3) Wave speed in deep water is proportional to period, in shallow water it is proportional to water depth.
4) The period of a wave does not change when it enters shallow water so its wavelength decreases as it slows down. That again is a whole area in itself and I'll skip that to keep it simple as my earlier posts confined themselves to deep water.
5) I must've already posted this three or four times, but here goes again. WIND OVER TIDE IS NOT IN ITSELF THE MAJOR CAUSE OF THE STEEP WAVES YOU ENCOUNTER IN 'WIND OVER TIDE' CONDITIONS. In other words, although the wind opposing the tide causes bigger waves to be generated, it is not the major factor.
6) When an existing wave enters an area of water that is flowing in the opposite direction its period remains the same. It slows down and the wavelength decreases. It's height increases by a proportionate amount. In other words it becomes much steeper. THAT IS THE MAJOR CAUSE.
7) The wave energy is a mixture of kinetic and potential energy. Although energy is lost to the sea bed in shallow water, we're not considering that case, so as the wave slows down kinetic energy is transferred into potential energy. The potential energy is the gravational potential energy of the wave crests.

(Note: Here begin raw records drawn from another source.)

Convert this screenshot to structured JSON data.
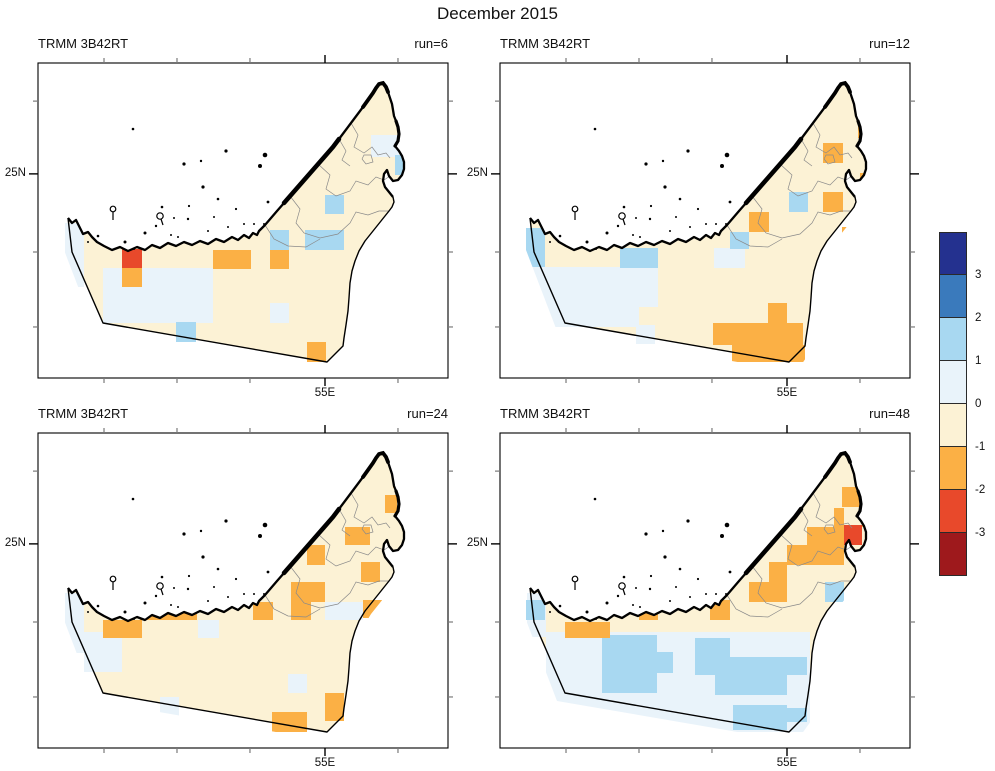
{
  "title": "December 2015",
  "chart_data": {
    "type": "heatmap",
    "title": "December 2015",
    "dataset": "TRMM 3B42RT",
    "layout": "2x2 map panels with shared vertical colorbar",
    "region": "United Arab Emirates",
    "axes": {
      "x_tick_label": "55E",
      "y_tick_label": "25N"
    },
    "colorbar": {
      "orientation": "vertical",
      "position": "right",
      "tick_labels": [
        "3",
        "2",
        "1",
        "0",
        "-1",
        "-2",
        "-3"
      ],
      "segment_colors_top_to_bottom": [
        "#24318f",
        "#3a7abc",
        "#a8d8f1",
        "#e9f3fa",
        "#fcf2d5",
        "#fbb045",
        "#e8492b",
        "#9e191c"
      ]
    },
    "value_key": {
      "R": "-3 to -2",
      "O": "-2 to -1",
      "base_land": "-1 to 0",
      "P": "0 to 1",
      "B": "1 to 2"
    },
    "panels": [
      {
        "label": "TRMM 3B42RT",
        "run_label": "run=6",
        "run": 6,
        "cells": [
          [
            "P",
            27,
            160,
            19,
            64
          ],
          [
            "P",
            65,
            205,
            110,
            55
          ],
          [
            "P",
            232,
            240,
            19,
            20
          ],
          [
            "P",
            333,
            72,
            28,
            22
          ],
          [
            "B",
            232,
            167,
            19,
            20
          ],
          [
            "B",
            267,
            167,
            39,
            20
          ],
          [
            "B",
            287,
            132,
            19,
            19
          ],
          [
            "B",
            357,
            92,
            21,
            20
          ],
          [
            "B",
            138,
            259,
            20,
            20
          ],
          [
            "O",
            84,
            205,
            20,
            19
          ],
          [
            "O",
            175,
            187,
            38,
            19
          ],
          [
            "O",
            232,
            187,
            19,
            19
          ],
          [
            "O",
            269,
            279,
            19,
            20
          ],
          [
            "R",
            84,
            186,
            20,
            19
          ]
        ]
      },
      {
        "label": "TRMM 3B42RT",
        "run_label": "run=12",
        "run": 12,
        "cells": [
          [
            "P",
            26,
            204,
            132,
            40
          ],
          [
            "P",
            46,
            244,
            74,
            20
          ],
          [
            "P",
            120,
            244,
            19,
            20
          ],
          [
            "P",
            136,
            262,
            19,
            19
          ],
          [
            "P",
            214,
            185,
            31,
            20
          ],
          [
            "B",
            26,
            165,
            19,
            39
          ],
          [
            "B",
            120,
            185,
            38,
            20
          ],
          [
            "B",
            230,
            169,
            19,
            17
          ],
          [
            "B",
            289,
            129,
            19,
            20
          ],
          [
            "O",
            358,
            55,
            20,
            20
          ],
          [
            "O",
            323,
            80,
            20,
            20
          ],
          [
            "O",
            360,
            110,
            18,
            21
          ],
          [
            "O",
            323,
            129,
            20,
            20
          ],
          [
            "O",
            249,
            149,
            20,
            20
          ],
          [
            "O",
            342,
            164,
            20,
            20
          ],
          [
            "O",
            268,
            240,
            19,
            20
          ],
          [
            "O",
            213,
            260,
            90,
            22
          ],
          [
            "O",
            232,
            282,
            73,
            17
          ]
        ]
      },
      {
        "label": "TRMM 3B42RT",
        "run_label": "run=24",
        "run": 24,
        "cells": [
          [
            "P",
            27,
            160,
            19,
            60
          ],
          [
            "P",
            46,
            199,
            38,
            40
          ],
          [
            "P",
            160,
            187,
            21,
            18
          ],
          [
            "P",
            250,
            241,
            19,
            19
          ],
          [
            "P",
            122,
            264,
            19,
            20
          ],
          [
            "P",
            287,
            169,
            38,
            18
          ],
          [
            "O",
            355,
            35,
            23,
            20
          ],
          [
            "O",
            347,
            62,
            12,
            18
          ],
          [
            "O",
            307,
            94,
            25,
            18
          ],
          [
            "O",
            269,
            112,
            18,
            20
          ],
          [
            "O",
            367,
            109,
            15,
            23
          ],
          [
            "O",
            323,
            129,
            19,
            20
          ],
          [
            "O",
            253,
            149,
            34,
            20
          ],
          [
            "O",
            215,
            169,
            20,
            18
          ],
          [
            "O",
            253,
            169,
            20,
            18
          ],
          [
            "O",
            325,
            167,
            19,
            18
          ],
          [
            "O",
            102,
            167,
            57,
            20
          ],
          [
            "O",
            65,
            187,
            39,
            18
          ],
          [
            "O",
            234,
            279,
            35,
            20
          ],
          [
            "O",
            287,
            260,
            19,
            28
          ]
        ]
      },
      {
        "label": "TRMM 3B42RT",
        "run_label": "run=48",
        "run": 48,
        "cells": [
          [
            "P",
            27,
            160,
            19,
            44
          ],
          [
            "P",
            46,
            199,
            264,
            100
          ],
          [
            "B",
            26,
            167,
            19,
            20
          ],
          [
            "B",
            102,
            202,
            55,
            58
          ],
          [
            "B",
            157,
            219,
            16,
            21
          ],
          [
            "B",
            195,
            205,
            35,
            37
          ],
          [
            "B",
            215,
            224,
            72,
            38
          ],
          [
            "B",
            233,
            272,
            54,
            25
          ],
          [
            "B",
            287,
            224,
            20,
            18
          ],
          [
            "B",
            287,
            275,
            20,
            14
          ],
          [
            "B",
            325,
            149,
            19,
            20
          ],
          [
            "O",
            342,
            54,
            38,
            20
          ],
          [
            "O",
            372,
            39,
            9,
            16
          ],
          [
            "O",
            334,
            75,
            10,
            19
          ],
          [
            "O",
            362,
            75,
            18,
            19
          ],
          [
            "O",
            307,
            94,
            37,
            18
          ],
          [
            "O",
            287,
            112,
            57,
            20
          ],
          [
            "O",
            269,
            129,
            18,
            21
          ],
          [
            "O",
            249,
            149,
            38,
            20
          ],
          [
            "O",
            210,
            167,
            20,
            20
          ],
          [
            "O",
            139,
            164,
            19,
            23
          ],
          [
            "O",
            65,
            189,
            45,
            16
          ],
          [
            "R",
            344,
            92,
            18,
            20
          ],
          [
            "R",
            372,
            110,
            12,
            22
          ]
        ]
      }
    ]
  }
}
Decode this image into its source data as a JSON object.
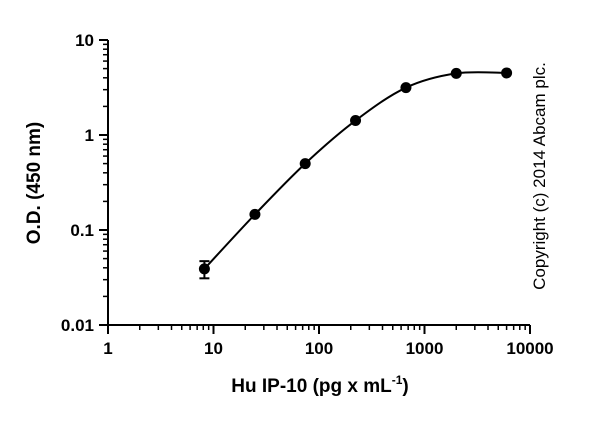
{
  "chart_data": {
    "type": "scatter",
    "title": "",
    "xlabel": {
      "main": "Hu IP-10 (pg x mL",
      "superscript": "-1",
      "close": ")"
    },
    "ylabel": "O.D. (450 nm)",
    "x_scale": "log",
    "y_scale": "log",
    "xlim": [
      1,
      10000
    ],
    "ylim": [
      0.01,
      10
    ],
    "x_ticks": [
      1,
      10,
      100,
      1000,
      10000
    ],
    "x_tick_labels": [
      "1",
      "10",
      "100",
      "1000",
      "10000"
    ],
    "y_ticks": [
      0.01,
      0.1,
      1,
      10
    ],
    "y_tick_labels": [
      "0.01",
      "0.1",
      "1",
      "10"
    ],
    "grid": false,
    "legend": "none",
    "series": [
      {
        "x": [
          8.2,
          24.7,
          74,
          222,
          667,
          2000,
          6000
        ],
        "y": [
          0.039,
          0.146,
          0.5,
          1.42,
          3.15,
          4.45,
          4.5
        ],
        "error": [
          0.008,
          0.005,
          0.01,
          0.02,
          0.05,
          0.05,
          0.05
        ],
        "color": "#000000",
        "marker": "circle",
        "line": "curve"
      }
    ],
    "annotation": "Copyright (c) 2014 Abcam plc."
  }
}
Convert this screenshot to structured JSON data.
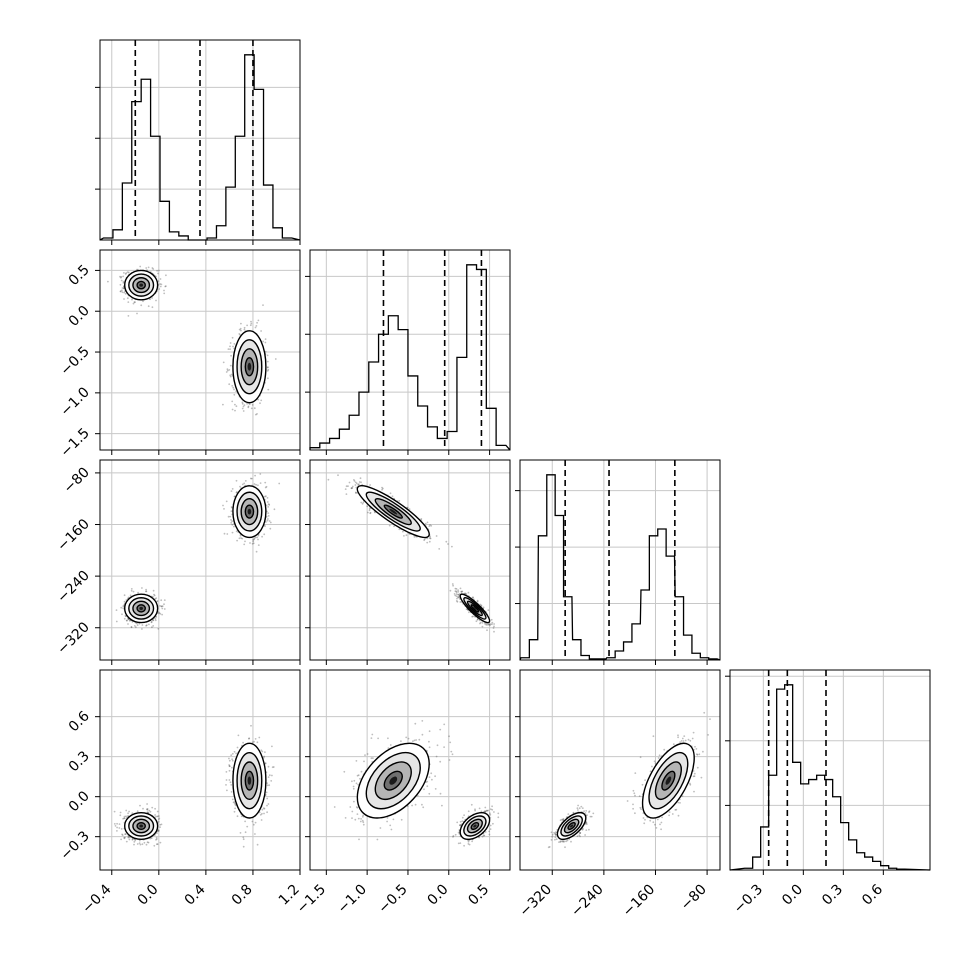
{
  "chart_data": {
    "type": "corner",
    "n_params": 4,
    "colors": {
      "hist": "#000000",
      "grid": "#c8c8c8",
      "points": "#444444",
      "contour": "#000000"
    },
    "params": [
      {
        "range": [
          -0.5,
          1.2
        ],
        "ticks": [
          -0.4,
          0.0,
          0.4,
          0.8,
          1.2
        ],
        "tick_labels": [
          "−0.4",
          "0.0",
          "0.4",
          "0.8",
          "1.2"
        ],
        "quantiles": [
          -0.2,
          0.35,
          0.8
        ],
        "hist": {
          "centers": [
            -0.43,
            -0.35,
            -0.27,
            -0.19,
            -0.11,
            -0.03,
            0.05,
            0.13,
            0.21,
            0.29,
            0.37,
            0.45,
            0.53,
            0.61,
            0.69,
            0.77,
            0.85,
            0.93,
            1.01,
            1.09
          ],
          "counts": [
            0.01,
            0.05,
            0.28,
            0.68,
            0.79,
            0.51,
            0.19,
            0.04,
            0.02,
            0.0,
            0.0,
            0.01,
            0.07,
            0.26,
            0.51,
            0.91,
            0.74,
            0.27,
            0.06,
            0.01
          ]
        },
        "hist_yticks": [
          0.25,
          0.5,
          0.75
        ]
      },
      {
        "range": [
          -1.7,
          0.75
        ],
        "ticks": [
          -1.5,
          -1.0,
          -0.5,
          0.0,
          0.5
        ],
        "tick_labels": [
          "−1.5",
          "−1.0",
          "−0.5",
          "0.0",
          "0.5"
        ],
        "quantiles": [
          -0.8,
          -0.05,
          0.4
        ],
        "hist": {
          "centers": [
            -1.64,
            -1.52,
            -1.4,
            -1.28,
            -1.16,
            -1.04,
            -0.92,
            -0.8,
            -0.68,
            -0.56,
            -0.44,
            -0.32,
            -0.2,
            -0.08,
            0.04,
            0.16,
            0.28,
            0.4,
            0.52,
            0.64
          ],
          "counts": [
            0.01,
            0.03,
            0.05,
            0.09,
            0.15,
            0.25,
            0.38,
            0.5,
            0.58,
            0.52,
            0.32,
            0.19,
            0.1,
            0.05,
            0.08,
            0.4,
            0.8,
            0.78,
            0.18,
            0.02
          ]
        },
        "hist_yticks": [
          0.25,
          0.5,
          0.75
        ]
      },
      {
        "range": [
          -370,
          -60
        ],
        "ticks": [
          -320,
          -240,
          -160,
          -80
        ],
        "tick_labels": [
          "−320",
          "−240",
          "−160",
          "−80"
        ],
        "quantiles": [
          -300,
          -232,
          -130
        ],
        "hist": {
          "centers": [
            -362,
            -349,
            -335,
            -322,
            -309,
            -296,
            -282,
            -269,
            -256,
            -243,
            -229,
            -216,
            -203,
            -190,
            -176,
            -163,
            -150,
            -137,
            -123,
            -110,
            -97,
            -84,
            -71
          ],
          "counts": [
            0.01,
            0.09,
            0.55,
            0.82,
            0.64,
            0.28,
            0.09,
            0.02,
            0.005,
            0.005,
            0.01,
            0.04,
            0.08,
            0.16,
            0.31,
            0.55,
            0.58,
            0.46,
            0.28,
            0.11,
            0.03,
            0.01,
            0.005
          ]
        },
        "hist_yticks": [
          0.25,
          0.5,
          0.75
        ]
      },
      {
        "range": [
          -0.55,
          0.95
        ],
        "ticks": [
          -0.3,
          0.0,
          0.3,
          0.6
        ],
        "tick_labels": [
          "−0.3",
          "0.0",
          "0.3",
          "0.6"
        ],
        "quantiles": [
          -0.26,
          -0.12,
          0.17
        ],
        "hist": {
          "centers": [
            -0.41,
            -0.35,
            -0.29,
            -0.23,
            -0.17,
            -0.11,
            -0.05,
            0.01,
            0.07,
            0.13,
            0.19,
            0.25,
            0.31,
            0.37,
            0.43,
            0.49,
            0.55,
            0.61,
            0.67,
            0.73
          ],
          "counts": [
            0.004,
            0.03,
            0.1,
            0.22,
            0.42,
            0.43,
            0.25,
            0.2,
            0.21,
            0.22,
            0.21,
            0.17,
            0.11,
            0.07,
            0.04,
            0.03,
            0.02,
            0.01,
            0.004,
            0.002
          ]
        },
        "hist_yticks": [
          0.15,
          0.3,
          0.45
        ]
      }
    ],
    "modes": [
      {
        "center": [
          -0.15,
          0.32,
          -290,
          -0.22
        ],
        "sigma": [
          0.07,
          0.09,
          11,
          0.05
        ],
        "weight": 0.5
      },
      {
        "center": [
          0.77,
          -0.68,
          -140,
          0.12
        ],
        "sigma": [
          0.07,
          0.22,
          20,
          0.14
        ],
        "weight": 0.5
      }
    ],
    "correlations": {
      "2-1": -0.88,
      "3-1": 0.45,
      "3-2": 0.6
    }
  }
}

Now we're getting somewhere. At least 90% of this verbiage is irrelevant to the question (Waves are generated by wind? You don't say!) but at long last (!) a clear thesis emerges, in Point 6 - so it is, according to you, the transition between areas of water moving in relation to one another, which causes the foreshortening of the wavelength. So for the Gulfstream, you have swell built up over a long fetch which is then caught up short against the moving mass of the Stream.
I think all of us "noddies" know that the water in waves moves up and down (or in circles), contrary to appearances. So I think we can imagine that if you impart a real horizontal moment to this whole system, you might have something like a Doppler shift in the wavelength. Hmm.